Mickelsen got serious about music when the family moved to Fort Collins, Colo., after his dad retired as a scientist with NASA and started teaching at Colorado State University. In high school, Mickelsen and three others piled into the car once a week and drove 50 miles for private lessons at the University of Northern Colorado, where he later graduated.
His path to The Florida Orchestra included a brass quintet in Vail, Colo. (“just a tiny ski town”), and marriage to a piccolo player that led him to New London, Conn., where he took the train into New York City to study with tuba greats at the New York Philharmonic and New York City Ballet. He got his master’s of music performance at Yale University – where one of his classmates was Jahja Ling, who would later become TFO’s second music director.
Single once again, Mickelsen auditioned in 1979 for what was then the Florida Gulf Coast Symphony (now TFO) in front of future legends: founding Music Director Irwin Hoffman, then-Principal Horn Justine LeBaron (for whom the Young Artist Competition is named), then-Principal Trumpet Don Owen and then-Principal Trombone Dwight Decker, both of whom played with TFO for more than 40 years. He ran through excerpts from Berlioz’s Symphonie Fantastique among others in the McKay Auditorium in Tampa, where TFO performed before the Straz Center existed.
It was the beginning of a long career of memorable performances, but one stands out: the national anthem with Whitney Houston at Super Bowl XXV in Tampa in 1991. It is still considered one of the most powerful renditions ever, performed shortly after the start of the Persian Gulf War.
“I remember the day. We were all in concert dress, tuxes, on the field,” Mickelsen says. “It was a fabulous arrangement, done in 4/4 time instead of 3/4 to give her extra room to breathe and let her voice resonate. It was a once-in-a-lifetime moment.”
Houston herself made an impression, too. “She was a lovely person. When we were all gathered in this huge waiting area, she came around to each one of us and said, ‘Thank you so much.’ ”

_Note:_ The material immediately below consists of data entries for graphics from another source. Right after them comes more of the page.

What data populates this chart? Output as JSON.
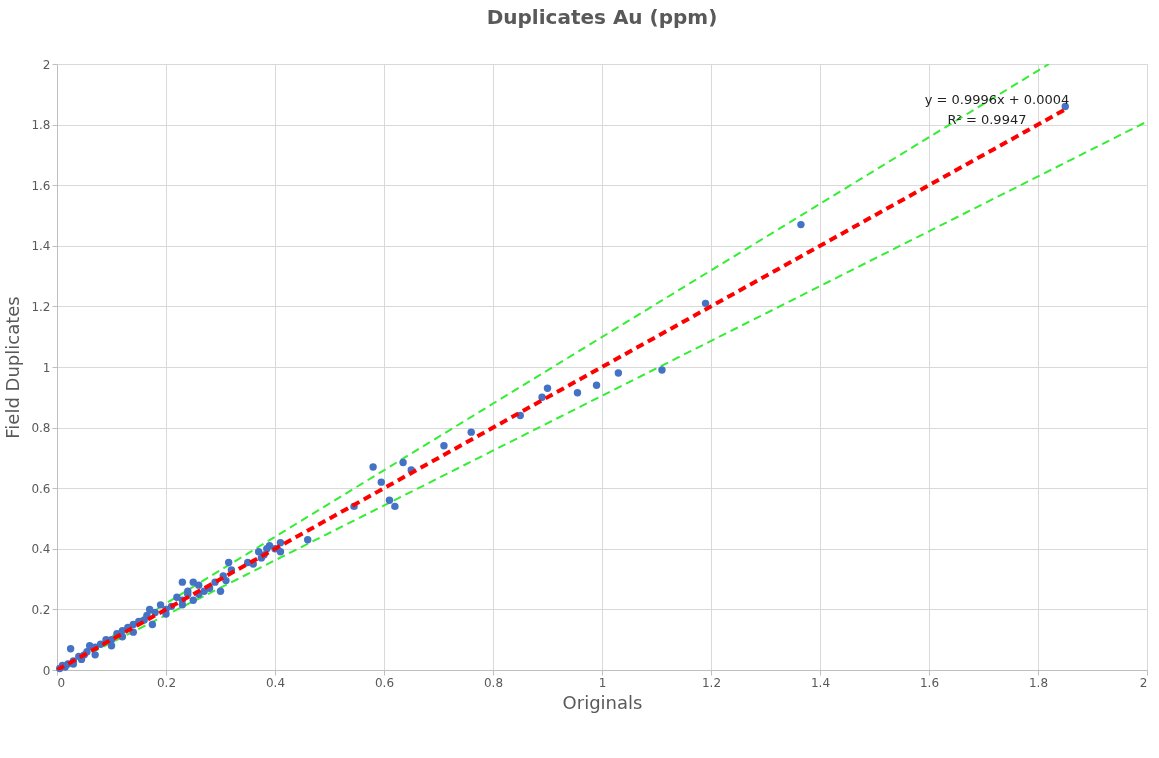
{
  "chart_data": {
    "type": "scatter",
    "title": "Duplicates  Au (ppm)",
    "xlabel": "Originals",
    "ylabel": "Field Duplicates",
    "xlim": [
      0,
      2
    ],
    "ylim": [
      0,
      2
    ],
    "xticks": [
      0,
      0.2,
      0.4,
      0.6,
      0.8,
      1,
      1.2,
      1.4,
      1.6,
      1.8,
      2
    ],
    "yticks": [
      0,
      0.2,
      0.4,
      0.6,
      0.8,
      1,
      1.2,
      1.4,
      1.6,
      1.8,
      2
    ],
    "grid": true,
    "annotations": [
      "y = 0.9996x + 0.0004",
      "R² = 0.9947"
    ],
    "series": [
      {
        "type": "line",
        "color": "#33ee33",
        "line_style": "dashed",
        "x": [
          0,
          1.82
        ],
        "values": [
          0,
          2
        ]
      },
      {
        "type": "line",
        "color": "#33ee33",
        "line_style": "dashed",
        "x": [
          0,
          2
        ],
        "values": [
          0,
          1.81
        ]
      },
      {
        "marker": "circle",
        "color": "#4472c4",
        "x": [
          1.85,
          1.365,
          1.19,
          1.11,
          1.03,
          0.99,
          0.955,
          0.9,
          0.89,
          0.85,
          0.76,
          0.71,
          0.65,
          0.635,
          0.58,
          0.595,
          0.61,
          0.62,
          0.545,
          0.46,
          0.41,
          0.41,
          0.4,
          0.39,
          0.38,
          0.37,
          0.36,
          0.35,
          0.385,
          0.375,
          0.315,
          0.32,
          0.305,
          0.3,
          0.31,
          0.29,
          0.28,
          0.27,
          0.26,
          0.25,
          0.23,
          0.24,
          0.25,
          0.23,
          0.22,
          0.23,
          0.24,
          0.26,
          0.21,
          0.2,
          0.19,
          0.2,
          0.18,
          0.17,
          0.165,
          0.175,
          0.16,
          0.15,
          0.14,
          0.14,
          0.13,
          0.12,
          0.12,
          0.11,
          0.1,
          0.1,
          0.09,
          0.08,
          0.07,
          0.07,
          0.06,
          0.05,
          0.04,
          0.03,
          0.025,
          0.02,
          0.015,
          0.01,
          0.005,
          0.03,
          0.045,
          0.055
        ],
        "values": [
          1.86,
          1.47,
          1.21,
          0.99,
          0.98,
          0.94,
          0.915,
          0.93,
          0.9,
          0.84,
          0.785,
          0.74,
          0.66,
          0.685,
          0.67,
          0.62,
          0.56,
          0.54,
          0.54,
          0.43,
          0.42,
          0.39,
          0.4,
          0.41,
          0.38,
          0.39,
          0.35,
          0.355,
          0.4,
          0.37,
          0.355,
          0.33,
          0.31,
          0.26,
          0.295,
          0.29,
          0.27,
          0.26,
          0.28,
          0.29,
          0.29,
          0.25,
          0.23,
          0.23,
          0.24,
          0.215,
          0.26,
          0.25,
          0.21,
          0.2,
          0.215,
          0.185,
          0.19,
          0.2,
          0.18,
          0.15,
          0.165,
          0.16,
          0.15,
          0.125,
          0.14,
          0.13,
          0.11,
          0.12,
          0.1,
          0.08,
          0.1,
          0.085,
          0.075,
          0.05,
          0.08,
          0.05,
          0.045,
          0.03,
          0.07,
          0.02,
          0.01,
          0.015,
          0.005,
          0.02,
          0.035,
          0.06
        ]
      },
      {
        "type": "line",
        "color": "#ff0000",
        "line_style": "dashed",
        "x": [
          0,
          1.85
        ],
        "values": [
          0,
          1.85
        ]
      }
    ]
  }
}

Mickelsen, who was also a founding member of the TFO Brass Quintet in 1979, has played an important role offstage, especially as administrator of the Justine LeBaron Young Artist Competition, sponsored by The Florida Orchestra Musicians Association. He plans to continue as director of the competition, the winner of which performs with the orchestra on a Coffee concert. He also will continue to teach as an adjunct professor at both the University of South Florida and St. Petersburg College.
Retiring from his position as principal tuba is bittersweet. “It’s just what I do. Now it’s not what I do.”
But there’s one thing Mickelsen will not miss: “Getting my 60-pound tuba (with case) in and out of my car, up and down the stairs. When your back is 67 years old, you start to feel it more.”
Now when he is in the concert hall listening to one of his favorite works onstage, perhaps Tchaikovsky’s Symphony No. 4 or Prokofiev, it won’t be the same. “I’ll miss the incredible, personal satisfaction you have at the end of a concert, when the audience is clapping. You’ve been a part of creating something beautiful. That’s what I’ll miss the most.”
Through all the ups and downs of the orchestra over the years, one thing remains steady and true. “The musicians really care,” Mickelsen says. “The Florida Orchestra is fabulous and important to our community. It’s worth whatever effort everybody gives to make it work. I will always be part of the family.”